Softwares Required for this Tutorial

Prepare and organise your working directory

You will first login UPPMAX and to the computers provided by the teachers. All the exercise will be performed on your VM in the cloud.

!!! note When you login with the ssh command, please add the option -X at the end of it to be able to use graphical interface

mkdir wms
cd wms
mkdir data
mkdir results
mkdir scripts

Getting the Data and Checking their Quality

As the data were very big, we have prepared performed a downsampling on all 6 datasets (3 pigs and 3 humans). We will first download and unpack the data.

cd data
curl -O -J -L https://osf.io/h9x6e/download
tar xvf subset_wms.tar.gz
cd sub_100000

We'll use FastQC to check the quality of our data. FastQC should be already installed on your VM, so you need to type

fastqc *.fastq

If the quality appears to be good, it's because it was probably the cleaned reads that were deposited into SRA. We can directly move to the classification step.

Taxonomic Classification

Kraken is a system for assigning taxonomic labels to short DNA sequences (i.e. reads)
Kraken aims to achieve high sensitivity and high speed by utilizing exact alignments of k-mers and a novel classification algorithm (sic).

In short, kraken uses a new approach with exact k-mer matching to assign taxonomy to short reads. It is extremely fast compared to traditional approaches (i.e. BLAST).

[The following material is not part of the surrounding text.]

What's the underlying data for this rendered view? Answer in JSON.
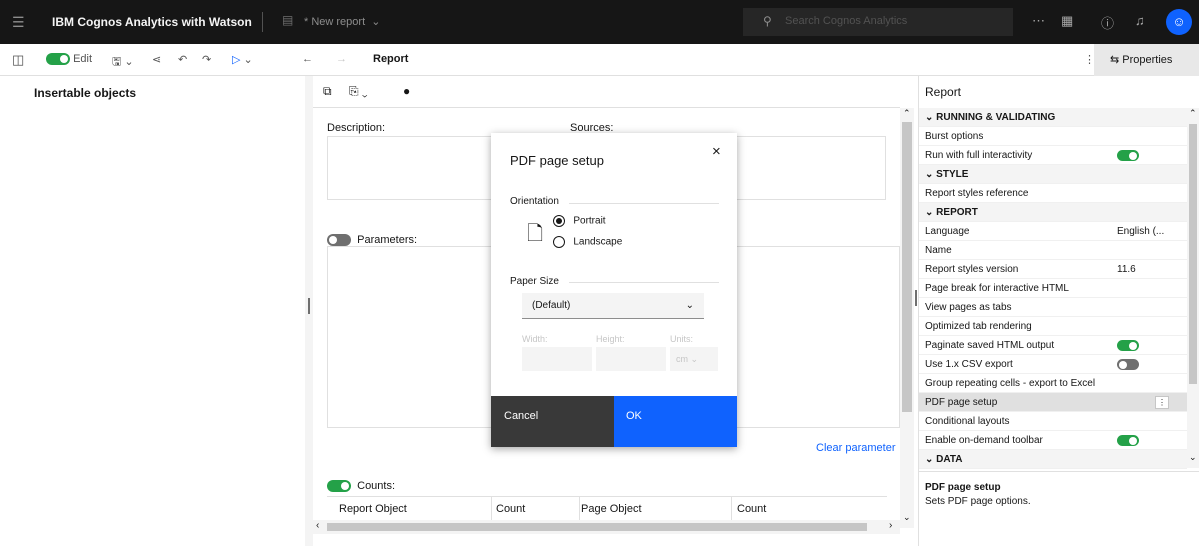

By default, the authors of kraken built their database based on RefSeq Bacteria, Archaea and Viruses. We'll use it for the purpose of this tutorial. We will download a shrunk database (minikraken) provided by Kraken developers that is only 4GB.

# First we create a databases directory in UPPMAX's temp folder
mkdir -p $SNIC_TMP/$USER
cd $SNIC_TMP/$USER
mkdir databases
cd databases
# Then we download the minikraken database
wget ftp://ftp.ccb.jhu.edu/pub/data/kraken2_dbs/minikraken2_v2_8GB_201904_UPDATE.tgz
unpigz minikraken2_v2_8GB_201904_UPDATE.tgz
tar xvf minikraken2_v2_8GB_201904_UPDATE.tar
KRAKEN_DB=/$SNIC_TMP/$USER/databases/minikraken2_v2_8GB_201904_UPDATE

cd

Now run kraken2 on the reads

# In the data/ directory
cd wms/data/sub_100000
for i in *_1.fastq
do
    prefix=$(basename $i _1.fastq)
    # print which sample is being processed
    echo $prefix
    kraken2 --db $KRAKEN_DB --threads 20 --use-names --paired         ${prefix}_1.fastq ${prefix}_2.fastq --output ../../results/${prefix}.tab  --report  ../../results/${prefix}_tax.txt
done

which produces a tab-delimited file with an assigned TaxID for each read.

Kraken includes a script called kraken-report to transform this file into a "tree" view with the percentage of reads assigned to each taxa. We've run this script at each step in the loop. Take a look at the _tax.txt files!

Visualization with Pavian

Pavian is a web application for exploring metagenomics classification results.

Install and run Pavian from R:

options(repos = c(CRAN = "http://cran.rstudio.com"))
options(browser="google-chrome")
Sys.setenv(TAR = "/usr/bin/tar")
install.packages("remotes")
remotes::install_github("fbreitwieser/pavian")
pavian::runApp(port=5000)

Then you will explore and compare the results produced by Kraken.

Functional Classification

We will use the humann2 pipeline for functional classificaltion

cd wms/data/sub_100000
HUMANN_DB=/proj/g2019027/2019_MG_course/dbs/humann/chocophlan/
for i in *_1.fastq
do
    prefix=$(basename $i _1.fastq)
    # print which sample is being processed
    echo $prefix
    humann2 --input ${prefix}_1.fastq --output ../../results/{prefix}_humann --threads 20 --nucleotide-database $HUMANN_DB
done

Try to use Pavian to look at this data a bit!!